«O debate sobre a sustentabilidade da segurança social tem sido dominado pelos argumentos demográficos que apontam para uma tese semi-catastrofista em que a evolução da pirâmide etária (com o aumento da população aposentada em relação aos trabalhadores no activo) comprometeria a sua sustentabilidade. Esta é uma explicação errónea. A chave da sustentabilidade da segurança social está na riqueza produzida e nas relações laborais e não no actual quadro demográfico, que aliás a ONU prevê que não se altere significativamente até 2060.
O aumento da esperança média de vida (EMV) não é uma tragédia, mas uma bonança civilizacional que exigiu uma evolução de milhares de anos. Por outro lado, a EMV é uma média – entre a de um operário manual e a de um gestor de topo pode haver uma diferença de 18 anos! Lembremos ainda que a EMV em Portugal é sensivelmente idêntica à dos países do Norte da Europa, mas a EMV com saúde é das mais baixas, 6 anos – contra os 15 da Dinamarca, por exemplo. Por fim, os cálculos actuais da EMV usam como pressuposto o nível de bem-estar actual, isto é o acesso à saúde e segurança social, habitações salubres, alimentação de qualidade, mobilidade. Se se cortar nestes sectores, a expectativa é que a EMV caia.
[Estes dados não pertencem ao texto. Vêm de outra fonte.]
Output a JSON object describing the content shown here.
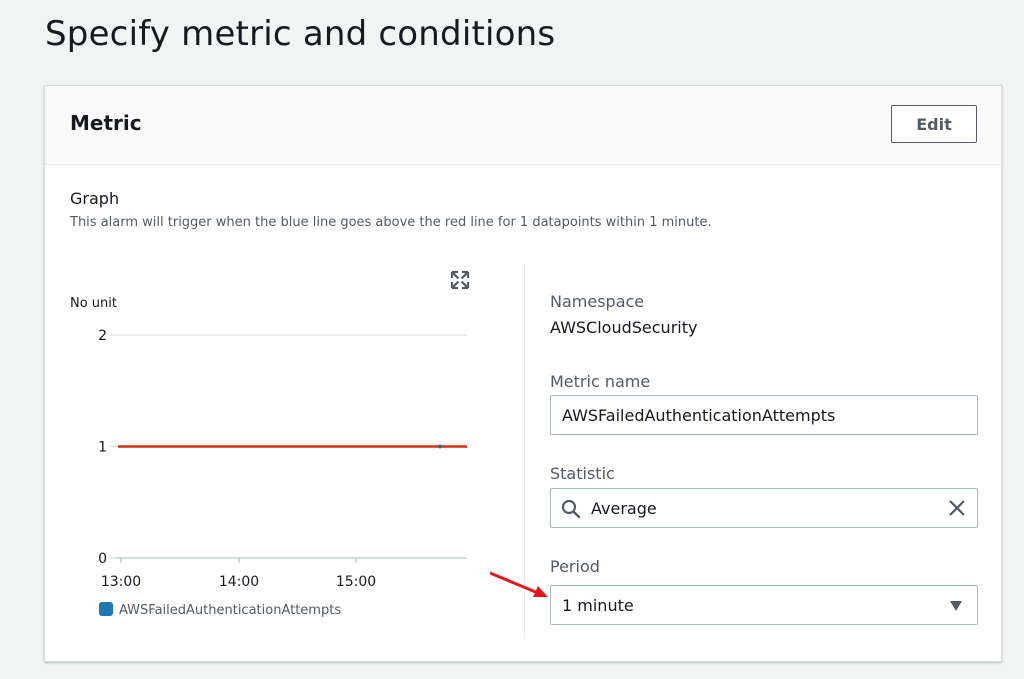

Ou seja, cortar na segurança social pode significar de facto passarmos a viver menos.
A segurança social é sustentável, e superavitária, se se impedir a sua descapitalização por parte do Estado e se se garantirem relações laborais-padrão, protegidas.
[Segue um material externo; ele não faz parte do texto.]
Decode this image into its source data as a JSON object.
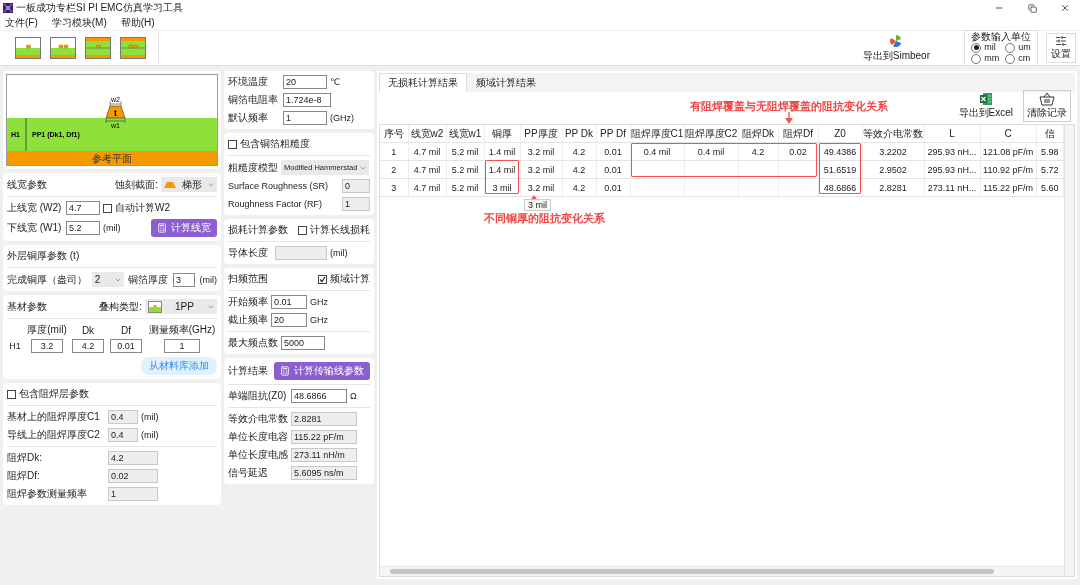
{
  "window": {
    "title": "一板成功专栏SI PI EMC仿真学习工具"
  },
  "menu": [
    "文件(F)",
    "学习模块(M)",
    "帮助(H)"
  ],
  "toolbar": {
    "export_simbeor": "导出到Simbeor",
    "units": {
      "title": "参数输入单位",
      "options": [
        {
          "label": "mil",
          "selected": true
        },
        {
          "label": "um",
          "selected": false
        },
        {
          "label": "mm",
          "selected": false
        },
        {
          "label": "cm",
          "selected": false
        }
      ]
    },
    "settings": "设置"
  },
  "diagram": {
    "w2": "w2",
    "t": "t",
    "w1": "w1",
    "h1": "H1",
    "layer": "PP1 (Dk1, Df1)",
    "reference": "参考平面"
  },
  "trace_params": {
    "title": "线宽参数",
    "etch_label": "蚀刻截面:",
    "etch_value": "梯形",
    "w2_label": "上线宽 (W2)",
    "w2": "4.7",
    "auto_w2": {
      "label": "自动计算W2",
      "checked": false
    },
    "w1_label": "下线宽 (W1)",
    "w1": "5.2",
    "unit": "(mil)",
    "button": "计算线宽"
  },
  "copper": {
    "title": "外层铜厚参数 (t)",
    "finish_label": "完成铜厚（盎司）",
    "finish_value": "2",
    "foil_label": "铜箔厚度",
    "foil_value": "3",
    "unit": "(mil)"
  },
  "substrate": {
    "title": "基材参数",
    "stack_label": "叠构类型:",
    "stack_value": "1PP",
    "columns": [
      "厚度(mil)",
      "Dk",
      "Df",
      "测量频率(GHz)"
    ],
    "rows": [
      {
        "name": "H1",
        "values": [
          "3.2",
          "4.2",
          "0.01",
          "1"
        ]
      }
    ],
    "button": "从材料库添加"
  },
  "solder_mask": {
    "include": {
      "label": "包含阻焊层参数",
      "checked": false
    },
    "thickness_fields": [
      {
        "label": "基材上的阻焊厚度C1",
        "value": "0.4",
        "unit": "(mil)"
      },
      {
        "label": "导线上的阻焊厚度C2",
        "value": "0.4",
        "unit": "(mil)"
      }
    ],
    "property_fields": [
      {
        "label": "阻焊Dk:",
        "value": "4.2"
      },
      {
        "label": "阻焊Df:",
        "value": "0.02"
      },
      {
        "label": "阻焊参数测量频率",
        "value": "1"
      }
    ]
  },
  "environment": {
    "fields": [
      {
        "label": "环境温度",
        "value": "20",
        "unit": "℃"
      },
      {
        "label": "铜箔电阻率",
        "value": "1.724e-8"
      },
      {
        "label": "默认频率",
        "value": "1",
        "unit": "(GHz)"
      }
    ]
  },
  "roughness": {
    "include": {
      "label": "包含铜箔粗糙度",
      "checked": false
    },
    "model_label": "粗糙度模型",
    "model_value": "Modified Hammerstad",
    "fields": [
      {
        "label": "Surface Roughness (SR)",
        "value": "0"
      },
      {
        "label": "Roughness Factor (RF)",
        "value": "1"
      }
    ]
  },
  "loss": {
    "title": "损耗计算参数",
    "long_line": {
      "label": "计算长线损耗",
      "checked": false
    },
    "length_label": "导体长度",
    "unit": "(mil)"
  },
  "sweep": {
    "title": "扫频范围",
    "frequency_domain": {
      "label": "频域计算",
      "checked": true
    },
    "fields": [
      {
        "label": "开始频率",
        "value": "0.01",
        "unit": "GHz"
      },
      {
        "label": "截止频率",
        "value": "20",
        "unit": "GHz"
      },
      {
        "label": "最大频点数",
        "value": "5000"
      }
    ]
  },
  "results": {
    "title": "计算结果",
    "button": "计算传输线参数",
    "fields": [
      {
        "label": "单端阻抗(Z0)",
        "value": "48.6866",
        "unit": "Ω",
        "kind": "editable"
      },
      {
        "label": "等效介电常数",
        "value": "2.8281",
        "kind": "readonly"
      },
      {
        "label": "单位长度电容",
        "value": "115.22 pF/m",
        "kind": "readonly"
      },
      {
        "label": "单位长度电感",
        "value": "273.11 nH/m",
        "kind": "readonly"
      },
      {
        "label": "信号延迟",
        "value": "5.6095 ns/m",
        "kind": "readonly"
      }
    ]
  },
  "tabs": [
    {
      "label": "无损耗计算结果",
      "selected": true
    },
    {
      "label": "频域计算结果",
      "selected": false
    }
  ],
  "actions": [
    {
      "label": "导出到Excel",
      "kind": "excel"
    },
    {
      "label": "清除记录",
      "kind": "clear"
    }
  ],
  "table": {
    "columns": [
      "序号",
      "线宽w2",
      "线宽w1",
      "铜厚",
      "PP厚度",
      "PP Dk",
      "PP Df",
      "阻焊厚度C1",
      "阻焊厚度C2",
      "阻焊Dk",
      "阻焊Df",
      "Z0",
      "等效介电常数",
      "L",
      "C",
      "信"
    ],
    "rows": [
      [
        "1",
        "4.7 mil",
        "5.2 mil",
        "1.4 mil",
        "3.2 mil",
        "4.2",
        "0.01",
        "0.4 mil",
        "0.4 mil",
        "4.2",
        "0.02",
        "49.4386",
        "3.2202",
        "295.93 nH...",
        "121.08 pF/m",
        "5.98"
      ],
      [
        "2",
        "4.7 mil",
        "5.2 mil",
        "1.4 mil",
        "3.2 mil",
        "4.2",
        "0.01",
        null,
        null,
        null,
        null,
        "51.6519",
        "2.9502",
        "295.93 nH...",
        "110.92 pF/m",
        "5.72"
      ],
      [
        "3",
        "4.7 mil",
        "5.2 mil",
        "3 mil",
        "3.2 mil",
        "4.2",
        "0.01",
        null,
        null,
        null,
        null,
        "48.6866",
        "2.8281",
        "273.11 nH...",
        "115.22 pF/m",
        "5.60"
      ]
    ]
  },
  "tooltip": "3 mil",
  "annotations": [
    {
      "text": "有阻焊覆盖与无阻焊覆盖的阻抗变化关系"
    },
    {
      "text": "不同铜厚的阻抗变化关系"
    }
  ]
}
A descapitalização da segurança social começou na segunda metade dos anos 80: a utilização do fundo da segurança social para gerir os programas assistencialistas decorrentes do desemprego (os “pais” a pagar o desemprego dos “filhos”); as pré-reformas, algumas aos 45 ou 50 anos, em que trabalhadores efectivos e com direitos (que contribuem) são substituídos por trabalhadores precários; as dívidas não cobradas (8 mil milhões de euros); a transferência dos fundos de pensões de CGD, PT, Marconi, ANA (valem hoje menos 1/3); a neblina opaca que encobre o valor real (não nominal) dos fundos de pensões da banca; os subsídios da segurança social a lay-offs (triplicaram nos últimos 5 anos); a Formação Profissional e Políticas Ativas de Emprego (1,4% do PIB), entre eles o programa Impulso Jovem, que permitem às empresas contratar trabalhadores a custo quase zero; e até um momento burlesco: a utilização do fundo da segurança social para «ajuda humanitária ao Kosovo».
Dedicámos a maioria dos nossos estudos às relações laborais porque cremos que é nelas que está a chave da sustentabilidade. Sendo verdade que o número de idosos e aposentados aumentou, não é menos verdade que o número de trabalhadores activos nunca foi tão grande como neste Portugal de início do século XXI (lembremos a entrada maciça das mulheres no mercado de trabalho). Temos hoje 5,4 milhões de activos e cerca de 2,5 milhões de pensionistas e reformados por velhice, ou seja o dobro dos activos para os pensionistas e reformados.
Para definir a sustentabilidade da segurança social interessa conhecer a produtividade destes trabalhadores. Ora a produtividade tem aumentado mais do que o suficiente para compensar qualquer perda no futuro previsível na população activa ou aumento proporcional da população de pensionistas (a produtividade por trabalhador em Portugal aumentou 5,37 vezes entre 1961 e 2011, isto é, 430% por trabalhador). Porém, metade da população activa está desempregada ou é precária (recebendo em média 37% menos, o que não lhe permite descontar para as pensões dignas do que já não estão a trabalhar).
Feitas as contas, há duas perguntas essenciais neste debate. A primeira é como ficará o sistema de segurança social depois dos anunciados 200 mil despedimentos na função pública? A segunda, claro, já todos nos colocámos: uma sociedade civilizada é sustentável sem segurança social?»
Raquel Varela, historiadora, coordenadora de A Segurança Social é Sustentável. Trabalho, Estado e Segurança Social em Portugal (Bertrand, 2013).